A short, direct answer to a simple factual question might run to a few dozen tokens. A reasoning trace on a multi-step math or logic problem can run to several thousand before the model states its conclusion, all of it spent working through sub-steps, checking intermediate results, occasionally backtracking. On problems with several dependent parts, a wrong turn early on used to spread silently through everything that came after it, because there was no intermediate output to catch it in. Breaking the problem into visible steps gives the model, and sometimes the interface itself, a chance to notice an inconsistency before it reaches the final line.

None of this is free. Generating thousands of extra tokens per answer takes more time to produce and more compute to run, and on most current products that shows up as slower replies or a higher cost per query for the more involved “reasoning” modes. That tradeoff, more accuracy on hard multi-step problems in exchange for slower and pricier answers, is now a setting users and developers choose deliberately, problem by problem, rather than a fixed property of a model. A later piece in this series looks at what happens when a model is handed outside documents to work from instead of relying purely on what it generates internally, a related but separate shift in where the work happens.

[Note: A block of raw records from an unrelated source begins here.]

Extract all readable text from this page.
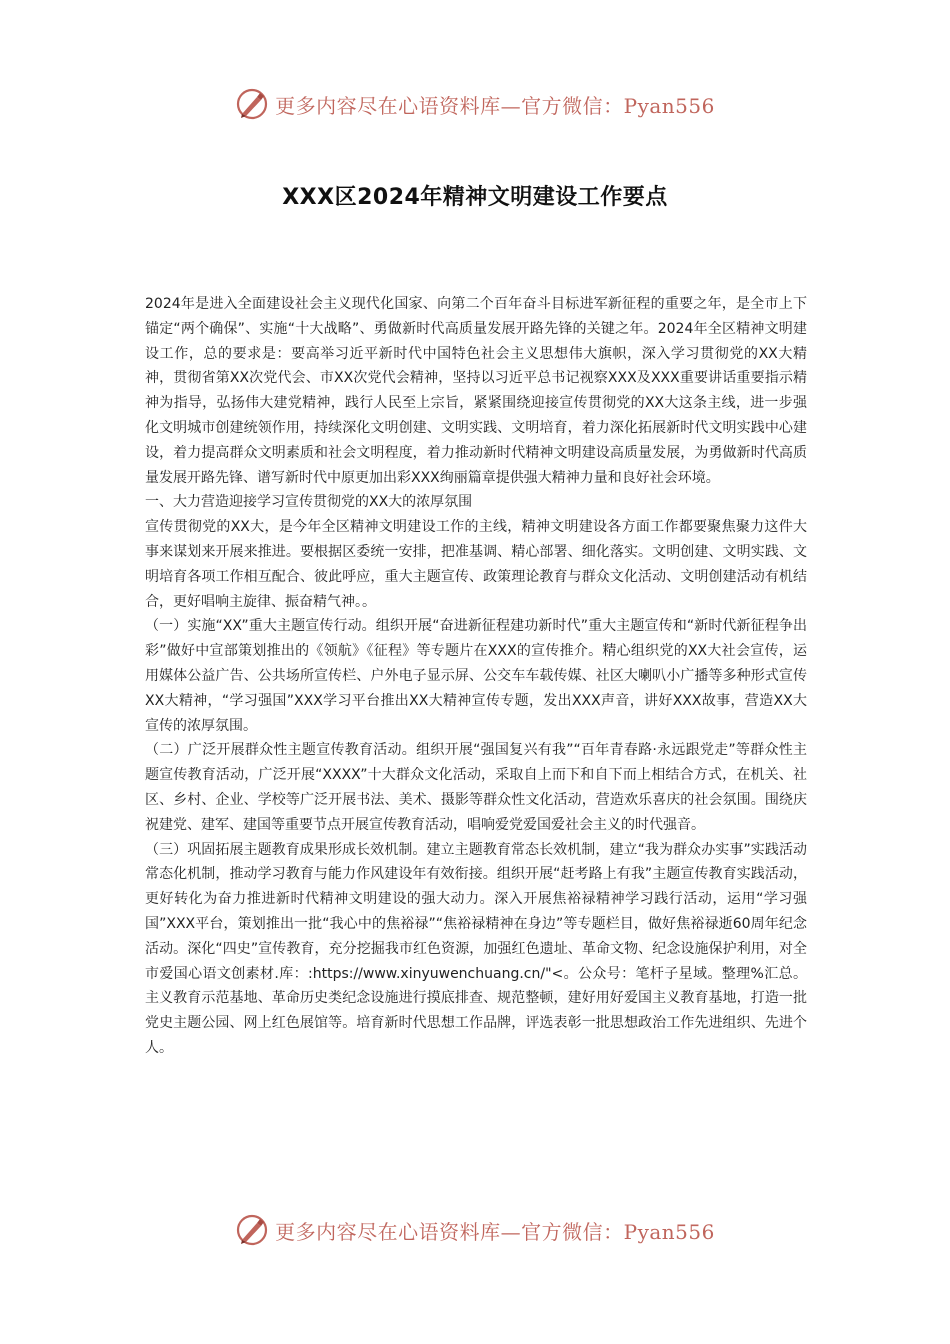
更多内容尽在心语资料库—官方微信：Pyan556
XXX区2024年精神文明建设工作要点

2024年是进入全面建设社会主义现代化国家、向第二个百年奋斗目标进军新征程的重要之年，是全市上下锚定“两个确保”、实施“十大战略”、勇做新时代高质量发展开路先锋的关键之年。2024年全区精神文明建设工作，总的要求是：要高举习近平新时代中国特色社会主义思想伟大旗帜，深入学习贯彻党的XX大精神，贯彻省第XX次党代会、市XX次党代会精神，坚持以习近平总书记视察XXX及XXX重要讲话重要指示精神为指导，弘扬伟大建党精神，践行人民至上宗旨，紧紧围绕迎接宣传贯彻党的XX大这条主线，进一步强化文明城市创建统领作用，持续深化文明创建、文明实践、文明培育，着力深化拓展新时代文明实践中心建设，着力提高群众文明素质和社会文明程度，着力推动新时代精神文明建设高质量发展，为勇做新时代高质量发展开路先锋、谱写新时代中原更加出彩XXX绚丽篇章提供强大精神力量和良好社会环境。

一、大力营造迎接学习宣传贯彻党的XX大的浓厚氛围

宣传贯彻党的XX大，是今年全区精神文明建设工作的主线，精神文明建设各方面工作都要聚焦聚力这件大事来谋划来开展来推进。要根据区委统一安排，把准基调、精心部署、细化落实。文明创建、文明实践、文明培育各项工作相互配合、彼此呼应，重大主题宣传、政策理论教育与群众文化活动、文明创建活动有机结合，更好唱响主旋律、振奋精气神。。

（一）实施“XX”重大主题宣传行动。组织开展“奋进新征程建功新时代”重大主题宣传和“新时代新征程争出彩”做好中宣部策划推出的《领航》《征程》等专题片在XXX的宣传推介。精心组织党的XX大社会宣传，运用媒体公益广告、公共场所宣传栏、户外电子显示屏、公交车车载传媒、社区大喇叭小广播等多种形式宣传XX大精神，“学习强国”XXX学习平台推出XX大精神宣传专题，发出XXX声音，讲好XXX故事，营造XX大宣传的浓厚氛围。

（二）广泛开展群众性主题宣传教育活动。组织开展“强国复兴有我”“百年青春路·永远跟党走”等群众性主题宣传教育活动，广泛开展“XXXX”十大群众文化活动，采取自上而下和自下而上相结合方式，在机关、社区、乡村、企业、学校等广泛开展书法、美术、摄影等群众性文化活动，营造欢乐喜庆的社会氛围。围绕庆祝建党、建军、建国等重要节点开展宣传教育活动，唱响爱党爱国爱社会主义的时代强音。

（三）巩固拓展主题教育成果形成长效机制。建立主题教育常态长效机制，建立“我为群众办实事”实践活动常态化机制，推动学习教育与能力作风建设年有效衔接。组织开展“赶考路上有我”主题宣传教育实践活动，更好转化为奋力推进新时代精神文明建设的强大动力。深入开展焦裕禄精神学习践行活动，运用“学习强国”XXX平台，策划推出一批“我心中的焦裕禄”“焦裕禄精神在身边”等专题栏目，做好焦裕禄逝60周年纪念活动。深化“四史”宣传教育，充分挖掘我市红色资源，加强红色遗址、革命文物、纪念设施保护利用，对全市爱国心语文创素材.库：:https://www.xinyuwenchuang.cn/"<。公众号：笔杆子星域。整理%汇总。主义教育示范基地、革命历史类纪念设施进行摸底排查、规范整顿，建好用好爱国主义教育基地，打造一批党史主题公园、网上红色展馆等。培育新时代思想工作品牌，评选表彰一批思想政治工作先进组织、先进个人。

更多内容尽在心语资料库—官方微信：Pyan556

What’s actually being purchased

It’s tempting to describe this as the model “reasoning” the way a person does, pausing to think something through. That framing gives away too much. There’s no understanding accumulating behind the scenes, no moment of insight. There is only more computation, more tokens generated per answer, spent because more spending tends to catch more mistakes. Answer quality is increasingly something you buy at the moment of asking, priced in tokens and seconds, rather than something fixed once and for all when the model was trained. The meter that used to run once per model version is now running again, per question, every time you ask.